Григорий ускорил шаг, и ему почудилось, будто его нога увязла в чем-то расползшемся гнилой жижицей; должно быть, раздавил тот самый обидно и бессмысленно погибший гриб. Он недовольно поморщился. Да, мэр тайком, как вор, покидает свой пост. Сейчас никто не интересовал Григория так, как этот господин, который в сущности и был вором, самозванцем, узурпатором власти. Но коль уж ты взял эту власть, так держи ее и делай, полемически воскликнул Григорий, правда, лишь мысленно. Увы, господин в соломенной шляпе меньше всего задумывался о своей ответственности перед поверившим ему народом, это чувствовалось по его удалявшейся спине. Капитан, слишком рано, в нарушение долга, покидающий капитанский мостик тонущего корабля. Григорий поднял руку и сжатым кулаком погрозил прямой, широкой спине прохвоста. Но его гнев быстро миновал, ведь мэр был уже не властелином города и еще не тем, кем представляли его народное воображение и поэзия, а всего лишь беглецом, нуждающимся в помощи, в возможности спокойно, без помех покинуть свои недавние владения.

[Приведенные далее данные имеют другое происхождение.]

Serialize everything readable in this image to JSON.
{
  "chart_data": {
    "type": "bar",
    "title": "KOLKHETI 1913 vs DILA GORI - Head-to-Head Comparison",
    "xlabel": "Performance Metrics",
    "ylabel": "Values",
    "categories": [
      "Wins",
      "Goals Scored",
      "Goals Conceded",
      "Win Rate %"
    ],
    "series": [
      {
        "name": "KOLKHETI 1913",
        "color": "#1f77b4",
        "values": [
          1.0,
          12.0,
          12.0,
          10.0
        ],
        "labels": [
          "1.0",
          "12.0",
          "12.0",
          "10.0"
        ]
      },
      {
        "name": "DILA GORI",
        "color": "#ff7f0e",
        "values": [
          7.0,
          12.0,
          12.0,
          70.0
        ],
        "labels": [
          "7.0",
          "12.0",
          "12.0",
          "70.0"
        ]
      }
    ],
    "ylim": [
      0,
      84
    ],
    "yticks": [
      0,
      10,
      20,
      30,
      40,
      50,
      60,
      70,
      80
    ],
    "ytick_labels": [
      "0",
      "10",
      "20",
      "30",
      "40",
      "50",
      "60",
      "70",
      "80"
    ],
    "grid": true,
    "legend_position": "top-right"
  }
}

Как ни хотелось Григорию выразить грандиозную мысль, осуждающую Радегаста Славеновича или, по крайней мере, проливающую свет на его личность, это ему не удавалось, мысль создавалась и работала, но как-то отдаленно, выбирая окольные пути. Он уже не испытывал к удаляющейся фигуре в дурацкой шляпе ни малейшей неприязни, и не потому только, что Волховитов так и остался здесь, в Беловодске, пришельцем и не научился принимать близко к сердцу местные беды. Может быть, виной тому было одиночество, которым веяло от оставленных мэром на тротуаре следов. Одиночеством уже был пропитан воздух переулка, окраины, где они очутились. Говорят, Радегаст Славенович копил, прибирал к рукам, грабил народ. Но уходит он налегке.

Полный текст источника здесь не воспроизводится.